Now take a look at the same chart again and the brown bar in the middle representing China. The brown bar gets fatter until 2025. By that year, China will account for 33% of global PE demand.

We can see no other country or region taking on the role of China. India isn’t going to break out and become a major manufacturer of finished goods to rival China. Neither will it be as successful in wealth growth and poverty alleviation. The rest of the developing world will remain a small part of the total. Meanwhile, PE demand in the West will continue to only edge up.

Let’s assume that President Trump and his China hawks are granted their wish and China’s role in the world economy is diminished, cementing the US position as the No1 economic and geopolitical superpower. This is assuming that the US and China don’t end up at war.

Take just an average one percentage point off our base case forecast for annual Chinese PE demand growth between 2019 and 2025 and this comes p 12.3m tonnes less consumption than we have predicted.

Then, because of China’s irreplaceable role in driving the global economy, assume that PE demand growth across the rest of the world falls by the same proportion below our base case. Demand across the rest of the world is 1.2m tonnes lower than forecast this year, rising to 2.4m tonnes next year and 5.9m tonnes in 2025.

Total lost demand in the rest of the world in 2019-2025 would be 25.6 tonnes. Add lost China demand to this number and the loss in global PE demand amounts to around 38m tonnes.

Lower-than-expected growth in consumption would occur across all the petrochemicals and polymers and downstream into a wide array of finished goods. The global economy would end up smaller in 2025 than most people assume today.

And in the process, of course, because China is so important to the global economy, we would end up in a global recession. Friday’s events have made a recession more likely over the next few months.
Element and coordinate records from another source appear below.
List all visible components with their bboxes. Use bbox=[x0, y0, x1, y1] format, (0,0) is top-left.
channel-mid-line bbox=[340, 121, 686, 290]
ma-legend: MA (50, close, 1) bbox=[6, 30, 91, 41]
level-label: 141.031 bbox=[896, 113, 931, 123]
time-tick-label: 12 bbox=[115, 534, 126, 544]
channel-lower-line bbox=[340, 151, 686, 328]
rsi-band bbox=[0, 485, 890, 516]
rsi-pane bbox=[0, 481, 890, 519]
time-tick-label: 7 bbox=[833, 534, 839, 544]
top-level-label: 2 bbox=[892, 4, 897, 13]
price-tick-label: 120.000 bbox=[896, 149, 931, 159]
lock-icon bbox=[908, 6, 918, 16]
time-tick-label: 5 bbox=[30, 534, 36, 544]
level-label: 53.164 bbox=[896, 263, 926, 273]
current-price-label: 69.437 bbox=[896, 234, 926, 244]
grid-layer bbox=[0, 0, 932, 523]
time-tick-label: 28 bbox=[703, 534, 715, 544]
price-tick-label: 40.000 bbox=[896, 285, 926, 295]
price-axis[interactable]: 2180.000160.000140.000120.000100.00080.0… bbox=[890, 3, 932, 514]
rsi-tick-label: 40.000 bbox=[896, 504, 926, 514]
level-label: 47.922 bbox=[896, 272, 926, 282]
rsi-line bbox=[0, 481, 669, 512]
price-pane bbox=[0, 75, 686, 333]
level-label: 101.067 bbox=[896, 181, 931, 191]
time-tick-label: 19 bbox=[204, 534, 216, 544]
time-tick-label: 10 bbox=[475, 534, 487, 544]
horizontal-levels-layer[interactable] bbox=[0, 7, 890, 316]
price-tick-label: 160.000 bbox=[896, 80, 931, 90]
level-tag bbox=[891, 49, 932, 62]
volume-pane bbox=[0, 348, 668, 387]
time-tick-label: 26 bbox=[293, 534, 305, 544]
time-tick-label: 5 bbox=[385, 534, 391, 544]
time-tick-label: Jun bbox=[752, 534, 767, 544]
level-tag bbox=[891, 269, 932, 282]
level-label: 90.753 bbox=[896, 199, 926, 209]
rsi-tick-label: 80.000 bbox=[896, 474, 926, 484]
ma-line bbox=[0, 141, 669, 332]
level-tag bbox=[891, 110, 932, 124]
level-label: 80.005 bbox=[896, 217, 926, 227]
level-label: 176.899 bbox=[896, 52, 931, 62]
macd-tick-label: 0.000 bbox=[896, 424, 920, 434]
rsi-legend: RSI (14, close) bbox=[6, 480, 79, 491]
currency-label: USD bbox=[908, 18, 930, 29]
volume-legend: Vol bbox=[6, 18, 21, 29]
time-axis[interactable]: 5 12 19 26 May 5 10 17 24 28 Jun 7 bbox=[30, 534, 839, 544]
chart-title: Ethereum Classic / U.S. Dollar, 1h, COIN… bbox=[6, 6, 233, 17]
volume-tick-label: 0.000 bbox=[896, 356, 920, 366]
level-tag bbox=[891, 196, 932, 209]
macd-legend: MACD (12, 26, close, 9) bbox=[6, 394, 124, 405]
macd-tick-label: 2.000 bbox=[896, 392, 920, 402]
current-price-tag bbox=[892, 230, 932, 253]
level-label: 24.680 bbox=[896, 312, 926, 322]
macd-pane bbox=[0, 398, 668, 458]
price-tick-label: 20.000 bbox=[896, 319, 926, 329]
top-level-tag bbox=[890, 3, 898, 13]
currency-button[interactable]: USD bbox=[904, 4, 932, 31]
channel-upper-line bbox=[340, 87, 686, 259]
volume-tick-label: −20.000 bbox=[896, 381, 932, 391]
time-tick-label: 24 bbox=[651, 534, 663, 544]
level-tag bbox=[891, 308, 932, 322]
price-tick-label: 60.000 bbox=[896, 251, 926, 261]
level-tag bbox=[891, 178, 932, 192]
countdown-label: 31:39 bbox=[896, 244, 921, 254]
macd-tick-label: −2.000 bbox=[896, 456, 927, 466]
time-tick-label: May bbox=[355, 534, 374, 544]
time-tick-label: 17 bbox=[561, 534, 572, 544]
Specifically for the US PE industry, it has already seen its exports to China shrink as a result of the tariffs China has imposed on US HDPE and LLDPE. The tariffs have occurred as the US industry undergoes is biggest-ever capacity expansions. As the trade was is worsening, more restrictions on US PE exports to China, the world’s biggest PE market, seem likely.

Further, if the global economy ends up in recession because of the trade war, US PE producers will find it harder to raise export volumes to other markets as growth shrinks.

The EU and many other countries and regions share the White House’s concerns over China’s handling of intellectual property and state subsidies for manufacturing etc. But this is not the way to handle the issues. The aggressive trade war risks making the world a lot poorer.